Harman’s Sick of It not only provides insight into women’s health globally, it also opens up new avenues of research. Building on Harman’s work, one avenue that could be especially insightful is examining the role of gender experts. In Chapter 11, she details how gender experts are important actors in recognising, highlighting, and addressing women’s health inequalities.
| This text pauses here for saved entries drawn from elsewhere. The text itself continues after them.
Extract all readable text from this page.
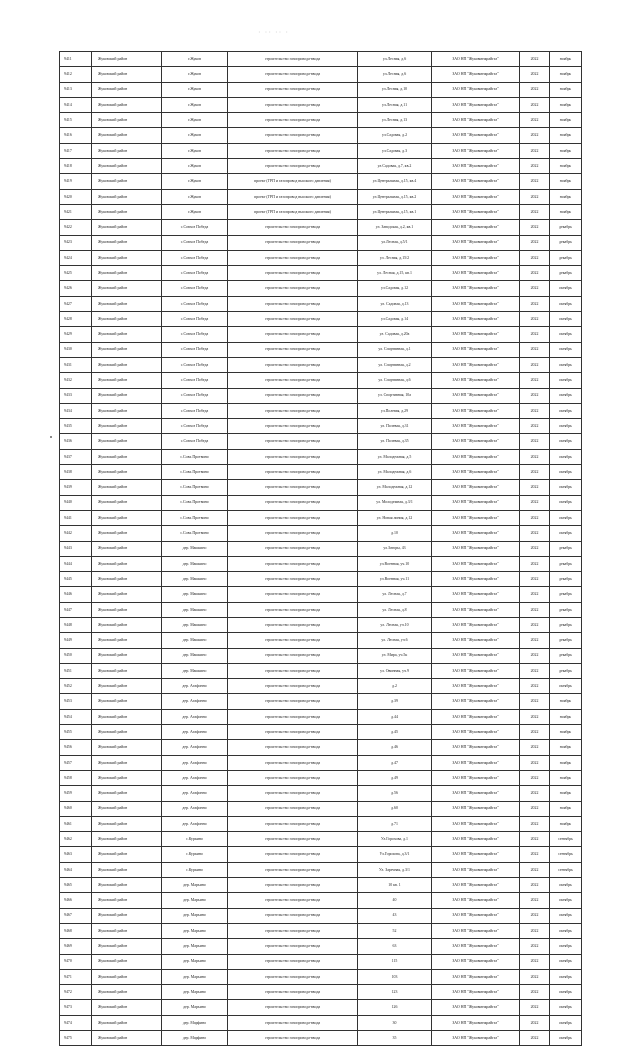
· ·· ·· ·
9411	Жуковский район	г.Жуков	строительство газопровода-ввода	ул.Лесная, д.6	ЗАО НП "Жуковмежрайгаз"	2022	ноябрь
9412	Жуковский район	г.Жуков	строительство газопровода-ввода	ул.Лесная, д.6	ЗАО НП "Жуковмежрайгаз"	2022	ноябрь
9413	Жуковский район	г.Жуков	строительство газопровода-ввода	ул.Лесная, д.10	ЗАО НП "Жуковмежрайгаз"	2022	ноябрь
9414	Жуковский район	г.Жуков	строительство газопровода-ввода	ул.Лесная, д.11	ЗАО НП "Жуковмежрайгаз"	2022	ноябрь
9415	Жуковский район	г.Жуков	строительство газопровода-ввода	ул.Лесная, д.13	ЗАО НП "Жуковмежрайгаз"	2022	ноябрь
9416	Жуковский район	г.Жуков	строительство газопровода-ввода	ул.Садовая, д.2	ЗАО НП "Жуковмежрайгаз"	2022	ноябрь
9417	Жуковский район	г.Жуков	строительство газопровода-ввода	ул.Садовая, д.3	ЗАО НП "Жуковмежрайгаз"	2022	ноябрь
9418	Жуковский район	г.Жуков	строительство газопровода-ввода	ул.Садовая, д.7, кв.2	ЗАО НП "Жуковмежрайгаз"	2022	ноябрь
9419	Жуковский район	г.Жуков	проект (ГРП и газопровод высокого давления)	ул.Центральная, д.15, кв.4	ЗАО НП "Жуковмежрайгаз"	2022	ноябрь
9420	Жуковский район	г.Жуков	проект (ГРП и газопровод высокого давления)	ул.Центральная, д.15, кв.2	ЗАО НП "Жуковмежрайгаз"	2022	ноябрь
9421	Жуковский район	г.Жуков	проект (ГРП и газопровод высокого давления)	ул.Центральная, д.15, кв.1	ЗАО НП "Жуковмежрайгаз"	2022	ноябрь
9422	Жуковский район	с.Совхоз Победа	строительство газопровода-ввода	ул. Заводская, д.2, кв.1	ЗАО НП "Жуковмежрайгаз"	2022	декабрь
9423	Жуковский район	с.Совхоз Победа	строительство газопровода-ввода	ул.Лесная, д.5/1	ЗАО НП "Жуковмежрайгаз"	2022	декабрь
9424	Жуковский район	с.Совхоз Победа	строительство газопровода-ввода	ул. Лесная, д.15/2	ЗАО НП "Жуковмежрайгаз"	2022	декабрь
9425	Жуковский район	с.Совхоз Победа	строительство газопровода-ввода	ул. Лесная, д.15, кв.1	ЗАО НП "Жуковмежрайгаз"	2022	декабрь
9426	Жуковский район	с.Совхоз Победа	строительство газопровода-ввода	ул.Садовая, д.12	ЗАО НП "Жуковмежрайгаз"	2022	октябрь
9427	Жуковский район	с.Совхоз Победа	строительство газопровода-ввода	ул. Садовая, д.13	ЗАО НП "Жуковмежрайгаз"	2022	октябрь
9428	Жуковский район	с.Совхоз Победа	строительство газопровода-ввода	ул.Садовая, д.14	ЗАО НП "Жуковмежрайгаз"	2022	октябрь
9429	Жуковский район	с.Совхоз Победа	строительство газопровода-ввода	ул. Садовая, д.20а	ЗАО НП "Жуковмежрайгаз"	2022	октябрь
9430	Жуковский район	с.Совхоз Победа	строительство газопровода-ввода	ул. Спортивная, д.1	ЗАО НП "Жуковмежрайгаз"	2022	октябрь
9431	Жуковский район	с.Совхоз Победа	строительство газопровода-ввода	ул. Спортивная, д.2	ЗАО НП "Жуковмежрайгаз"	2022	октябрь
9432	Жуковский район	с.Совхоз Победа	строительство газопровода-ввода	ул. Спортивная, д.6	ЗАО НП "Жуковмежрайгаз"	2022	октябрь
9433	Жуковский район	с.Совхоз Победа	строительство газопровода-ввода	ул. Спортивная, 10а	ЗАО НП "Жуковмежрайгаз"	2022	октябрь
9434	Жуковский район	с.Совхоз Победа	строительство газопровода-ввода	ул.Полевая, д.29	ЗАО НП "Жуковмежрайгаз"	2022	октябрь
9435	Жуковский район	с.Совхоз Победа	строительство газопровода-ввода	ул. Полевая, д.31	ЗАО НП "Жуковмежрайгаз"	2022	октябрь
9436	Жуковский район	с.Совхоз Победа	строительство газопровода-ввода	ул. Полевая, д.35	ЗАО НП "Жуковмежрайгаз"	2022	октябрь
9437	Жуковский район	с.Совх.Протвино	строительство газопровода-ввода	ул. Молодежная, д.5	ЗАО НП "Жуковмежрайгаз"	2022	октябрь
9438	Жуковский район	с.Совх.Протвино	строительство газопровода-ввода	ул. Молодежная, д.6	ЗАО НП "Жуковмежрайгаз"	2022	октябрь
9439	Жуковский район	с.Совх.Протвино	строительство газопровода-ввода	ул. Молодежная, д.12	ЗАО НП "Жуковмежрайгаз"	2022	октябрь
9440	Жуковский район	с.Совх.Протвино	строительство газопровода-ввода	ул. Молодежная, д.3/1	ЗАО НП "Жуковмежрайгаз"	2022	октябрь
9441	Жуковский район	с.Совх.Протвино	строительство газопровода-ввода	ул. Новая линия, д.12	ЗАО НП "Жуковмежрайгаз"	2022	октябрь
9442	Жуковский район	с.Совх.Протвино	строительство газопровода-ввода	д.10	ЗАО НП "Жуковмежрайгаз"	2022	октябрь
9443	Жуковский район	дер. Машкино	строительство газопровода-ввода	ул.Заторы, 43	ЗАО НП "Жуковмежрайгаз"	2022	декабрь
9444	Жуковский район	дер. Машкино	строительство газопровода-ввода	ул.Военная, уч.10	ЗАО НП "Жуковмежрайгаз"	2022	декабрь
9445	Жуковский район	дер. Машкино	строительство газопровода-ввода	ул.Военная, уч.11	ЗАО НП "Жуковмежрайгаз"	2022	декабрь
9446	Жуковский район	дер. Машкино	строительство газопровода-ввода	ул. Лесная, д.7	ЗАО НП "Жуковмежрайгаз"	2022	декабрь
9447	Жуковский район	дер. Машкино	строительство газопровода-ввода	ул. Лесная, д.8	ЗАО НП "Жуковмежрайгаз"	2022	декабрь
9448	Жуковский район	дер. Машкино	строительство газопровода-ввода	ул. Лесная, уч.10	ЗАО НП "Жуковмежрайгаз"	2022	декабрь
9449	Жуковский район	дер. Машкино	строительство газопровода-ввода	ул. Лесная, уч.6	ЗАО НП "Жуковмежрайгаз"	2022	декабрь
9450	Жуковский район	дер. Машкино	строительство газопровода-ввода	ул. Мира, уч.5к	ЗАО НП "Жуковмежрайгаз"	2022	декабрь
9451	Жуковский район	дер. Машкино	строительство газопровода-ввода	ул. Овинная, уч.9	ЗАО НП "Жуковмежрайгаз"	2022	декабрь
9452	Жуковский район	дер. Агафонно	строительство газопровода-ввода	д.2	ЗАО НП "Жуковмежрайгаз"	2022	октябрь
9453	Жуковский район	дер. Агафонно	строительство газопровода-ввода	д.39	ЗАО НП "Жуковмежрайгаз"	2022	ноябрь
9454	Жуковский район	дер. Агафонно	строительство газопровода-ввода	д.44	ЗАО НП "Жуковмежрайгаз"	2022	ноябрь
9455	Жуковский район	дер. Агафонно	строительство газопровода-ввода	д.45	ЗАО НП "Жуковмежрайгаз"	2022	ноябрь
9456	Жуковский район	дер. Агафонно	строительство газопровода-ввода	д.46	ЗАО НП "Жуковмежрайгаз"	2022	ноябрь
9457	Жуковский район	дер. Агафонно	строительство газопровода-ввода	д.47	ЗАО НП "Жуковмежрайгаз"	2022	ноябрь
9458	Жуковский район	дер. Агафонно	строительство газопровода-ввода	д.49	ЗАО НП "Жуковмежрайгаз"	2022	ноябрь
9459	Жуковский район	дер. Агафонно	строительство газопровода-ввода	д.56	ЗАО НП "Жуковмежрайгаз"	2022	ноябрь
9460	Жуковский район	дер. Агафонно	строительство газопровода-ввода	д.60	ЗАО НП "Жуковмежрайгаз"	2022	ноябрь
9461	Жуковский район	дер. Агафонно	строительство газопровода-ввода	д.71	ЗАО НП "Жуковмежрайгаз"	2022	ноябрь
9462	Жуковский район	с.Куркино	строительство газопровода-ввода	Ул.Горохова, д.1	ЗАО НП "Жуковмежрайгаз"	2022	сентябрь
9463	Жуковский район	с.Куркино	строительство газопровода-ввода	Ул.Горохова, д.3/1	ЗАО НП "Жуковмежрайгаз"	2022	сентябрь
9464	Жуковский район	с.Куркино	строительство газопровода-ввода	Ул. Заречная, д.3/1	ЗАО НП "Жуковмежрайгаз"	2022	сентябрь
9465	Жуковский район	дер. Марьино	строительство газопровода-ввода	10 кв. 1	ЗАО НП "Жуковмежрайгаз"	2022	октябрь
9466	Жуковский район	дер. Марьино	строительство газопровода-ввода	40	ЗАО НП "Жуковмежрайгаз"	2022	октябрь
9467	Жуковский район	дер. Марьино	строительство газопровода-ввода	43	ЗАО НП "Жуковмежрайгаз"	2022	октябрь
9468	Жуковский район	дер. Марьино	строительство газопровода-ввода	52	ЗАО НП "Жуковмежрайгаз"	2022	октябрь
9469	Жуковский район	дер. Марьино	строительство газопровода-ввода	63	ЗАО НП "Жуковмежрайгаз"	2022	октябрь
9470	Жуковский район	дер. Марьино	строительство газопровода-ввода	115	ЗАО НП "Жуковмежрайгаз"	2022	октябрь
9471	Жуковский район	дер. Марьино	строительство газопровода-ввода	103	ЗАО НП "Жуковмежрайгаз"	2022	октябрь
9472	Жуковский район	дер. Марьино	строительство газопровода-ввода	123	ЗАО НП "Жуковмежрайгаз"	2022	октябрь
9473	Жуковский район	дер. Марьино	строительство газопровода-ввода	126	ЗАО НП "Жуковмежрайгаз"	2022	октябрь
9474	Жуковский район	дер. Марфино	строительство газопровода-ввода	30	ЗАО НП "Жуковмежрайгаз"	2022	октябрь
9475	Жуковский район	дер. Марфино	строительство газопровода-ввода	35	ЗАО НП "Жуковмежрайгаз"	2022	октябрь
She emphasises how gender experts are rarely adequately funded or listened to. Future research needs to examine whether the emphasis on gender experts (and the experts themselves) risks sidelining women who have experienced health inequalities, particularly black and brown women in the Global South who, as Harman emphasises, tend to be sidelined. Understanding the role and work of gender experts is necessary, as research has indicated how expertise itself can be racialised. The book demonstrates how the “good guys” can challenge and sustain women’s health inequalities in complex ways; as such, there is a need to explore how gender experts connect to this complex relationship. Ultimately, Sick of It is an important intervention, especially considering the backlash against women’s rights, including trans women’s rights, feminism, and widening global inequalities.